Pantheismus ist keine einheitliche Lehre. Manche Formen verstehen das Universum als geistige, beseelte Einheit, andere deuten „Gott“ eher als Bezeichnung für die umfassende Ordnung oder Einheit der Natur. Auch ein persönliches Gottesbild ist nicht grundsätzlich ausgeschlossen, wird von vielen pantheistischen Positionen jedoch abgelehnt.
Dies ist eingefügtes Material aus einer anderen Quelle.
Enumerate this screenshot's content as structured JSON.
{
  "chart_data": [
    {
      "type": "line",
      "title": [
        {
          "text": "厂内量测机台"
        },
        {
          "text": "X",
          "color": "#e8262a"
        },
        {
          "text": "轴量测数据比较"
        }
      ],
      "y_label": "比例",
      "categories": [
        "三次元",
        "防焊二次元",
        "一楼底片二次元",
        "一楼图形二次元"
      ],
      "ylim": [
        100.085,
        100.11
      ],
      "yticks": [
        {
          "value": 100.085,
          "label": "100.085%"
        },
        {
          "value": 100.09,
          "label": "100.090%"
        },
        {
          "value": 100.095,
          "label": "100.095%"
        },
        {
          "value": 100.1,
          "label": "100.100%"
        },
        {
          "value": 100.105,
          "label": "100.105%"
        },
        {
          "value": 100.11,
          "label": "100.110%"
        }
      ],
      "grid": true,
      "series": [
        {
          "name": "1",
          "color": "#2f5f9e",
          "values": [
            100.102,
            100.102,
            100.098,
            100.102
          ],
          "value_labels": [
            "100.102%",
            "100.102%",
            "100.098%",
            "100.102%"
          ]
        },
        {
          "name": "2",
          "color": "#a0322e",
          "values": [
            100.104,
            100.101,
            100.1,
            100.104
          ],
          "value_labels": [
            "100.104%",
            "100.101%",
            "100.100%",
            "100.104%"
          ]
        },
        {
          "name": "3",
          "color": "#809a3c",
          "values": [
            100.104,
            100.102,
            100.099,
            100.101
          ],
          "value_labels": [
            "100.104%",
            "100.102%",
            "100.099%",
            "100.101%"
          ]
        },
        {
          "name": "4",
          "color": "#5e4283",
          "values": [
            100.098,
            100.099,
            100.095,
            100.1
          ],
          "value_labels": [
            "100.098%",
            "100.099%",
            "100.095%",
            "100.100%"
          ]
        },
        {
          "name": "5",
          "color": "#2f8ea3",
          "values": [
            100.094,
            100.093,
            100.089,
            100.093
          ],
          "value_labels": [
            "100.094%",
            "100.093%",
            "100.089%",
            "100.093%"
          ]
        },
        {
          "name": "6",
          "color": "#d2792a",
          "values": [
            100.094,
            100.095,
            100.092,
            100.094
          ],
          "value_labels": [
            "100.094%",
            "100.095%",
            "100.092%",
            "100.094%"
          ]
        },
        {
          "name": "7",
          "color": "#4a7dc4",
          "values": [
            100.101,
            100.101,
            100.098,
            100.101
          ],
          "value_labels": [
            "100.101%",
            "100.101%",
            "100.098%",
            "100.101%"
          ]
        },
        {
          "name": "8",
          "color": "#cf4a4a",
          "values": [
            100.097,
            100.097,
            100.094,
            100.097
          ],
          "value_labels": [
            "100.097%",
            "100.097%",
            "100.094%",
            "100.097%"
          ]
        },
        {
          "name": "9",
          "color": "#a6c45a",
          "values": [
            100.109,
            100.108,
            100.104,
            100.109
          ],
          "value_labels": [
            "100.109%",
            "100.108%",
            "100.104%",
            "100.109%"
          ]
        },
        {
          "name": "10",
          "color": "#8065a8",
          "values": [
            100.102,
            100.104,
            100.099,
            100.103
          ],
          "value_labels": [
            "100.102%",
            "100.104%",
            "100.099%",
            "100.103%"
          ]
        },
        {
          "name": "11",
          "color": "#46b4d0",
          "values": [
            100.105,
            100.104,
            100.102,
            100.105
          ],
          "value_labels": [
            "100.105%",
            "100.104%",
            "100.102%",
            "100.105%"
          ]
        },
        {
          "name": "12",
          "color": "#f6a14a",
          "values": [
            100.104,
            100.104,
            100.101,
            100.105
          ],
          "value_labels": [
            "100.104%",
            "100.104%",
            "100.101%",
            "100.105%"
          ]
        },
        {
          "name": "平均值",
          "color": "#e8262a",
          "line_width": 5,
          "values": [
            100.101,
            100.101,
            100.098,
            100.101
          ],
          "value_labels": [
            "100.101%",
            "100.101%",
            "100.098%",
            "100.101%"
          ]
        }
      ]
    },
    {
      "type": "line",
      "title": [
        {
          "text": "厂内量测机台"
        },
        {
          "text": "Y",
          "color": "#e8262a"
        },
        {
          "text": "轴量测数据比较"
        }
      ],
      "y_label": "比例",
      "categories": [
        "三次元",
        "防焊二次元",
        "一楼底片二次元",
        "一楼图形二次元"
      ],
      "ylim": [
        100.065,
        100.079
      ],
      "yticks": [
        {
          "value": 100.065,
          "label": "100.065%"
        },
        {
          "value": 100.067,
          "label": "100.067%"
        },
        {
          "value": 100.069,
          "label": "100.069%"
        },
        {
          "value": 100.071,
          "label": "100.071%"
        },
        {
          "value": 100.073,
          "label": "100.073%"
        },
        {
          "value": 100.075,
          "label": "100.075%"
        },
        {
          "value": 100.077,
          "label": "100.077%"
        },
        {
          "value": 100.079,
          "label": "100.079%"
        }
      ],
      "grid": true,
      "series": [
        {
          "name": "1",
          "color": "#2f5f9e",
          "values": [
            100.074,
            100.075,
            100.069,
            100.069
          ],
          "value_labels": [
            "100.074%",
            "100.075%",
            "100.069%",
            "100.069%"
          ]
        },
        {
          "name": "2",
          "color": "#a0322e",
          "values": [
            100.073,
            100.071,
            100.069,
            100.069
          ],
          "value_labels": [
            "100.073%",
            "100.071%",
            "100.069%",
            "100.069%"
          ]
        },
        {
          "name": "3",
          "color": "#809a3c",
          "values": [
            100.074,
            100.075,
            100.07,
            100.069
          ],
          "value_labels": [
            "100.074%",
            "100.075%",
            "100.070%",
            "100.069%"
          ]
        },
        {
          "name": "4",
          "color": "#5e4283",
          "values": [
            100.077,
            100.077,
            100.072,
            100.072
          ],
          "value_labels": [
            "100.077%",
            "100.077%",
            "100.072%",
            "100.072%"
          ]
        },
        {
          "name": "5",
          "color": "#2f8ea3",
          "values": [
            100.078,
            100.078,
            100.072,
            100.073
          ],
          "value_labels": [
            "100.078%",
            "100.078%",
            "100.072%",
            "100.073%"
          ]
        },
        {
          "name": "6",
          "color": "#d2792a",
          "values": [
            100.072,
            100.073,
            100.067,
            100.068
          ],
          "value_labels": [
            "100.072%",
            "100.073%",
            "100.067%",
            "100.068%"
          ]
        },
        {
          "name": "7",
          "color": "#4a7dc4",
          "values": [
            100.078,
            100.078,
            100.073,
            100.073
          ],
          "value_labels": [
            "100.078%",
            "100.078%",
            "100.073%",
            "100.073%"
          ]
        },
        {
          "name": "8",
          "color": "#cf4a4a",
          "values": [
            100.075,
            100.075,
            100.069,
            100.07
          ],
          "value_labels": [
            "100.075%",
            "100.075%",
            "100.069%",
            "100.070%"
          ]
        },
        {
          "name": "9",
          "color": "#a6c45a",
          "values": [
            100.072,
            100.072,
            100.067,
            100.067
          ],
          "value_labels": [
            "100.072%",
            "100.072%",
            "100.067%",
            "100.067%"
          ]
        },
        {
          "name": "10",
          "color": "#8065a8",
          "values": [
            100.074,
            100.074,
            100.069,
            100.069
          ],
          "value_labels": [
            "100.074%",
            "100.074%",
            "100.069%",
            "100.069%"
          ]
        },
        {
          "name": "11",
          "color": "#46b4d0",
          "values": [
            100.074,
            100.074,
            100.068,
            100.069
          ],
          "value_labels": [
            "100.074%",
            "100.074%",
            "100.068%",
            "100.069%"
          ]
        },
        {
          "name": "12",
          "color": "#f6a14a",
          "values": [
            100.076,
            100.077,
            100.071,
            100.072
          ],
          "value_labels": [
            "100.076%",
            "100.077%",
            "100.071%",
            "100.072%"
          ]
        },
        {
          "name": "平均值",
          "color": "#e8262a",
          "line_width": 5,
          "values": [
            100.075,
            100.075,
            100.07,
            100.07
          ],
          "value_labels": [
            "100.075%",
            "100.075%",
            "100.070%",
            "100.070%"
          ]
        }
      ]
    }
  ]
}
Als bedeutendster Vertreter des neuzeitlichen Pantheismus gilt häufig Baruch de Spinoza, für den nur eine einzige unendliche Substanz existiert, die als „Gott oder Natur“ verstanden werden kann.
Vom klassischen Theismus unterscheidet sich der Pantheismus dadurch, dass Gott nicht als eigenständiges, der Schöpfung gegenüberstehendes Wesen gedacht wird. Vom Panentheismus ist er ebenfalls abzugrenzen: Während im Pantheismus Gott und Welt zusammenfallen, befindet sich im Panentheismus die Welt in Gott, ohne dessen gesamtes Wesen auszuschöpfen.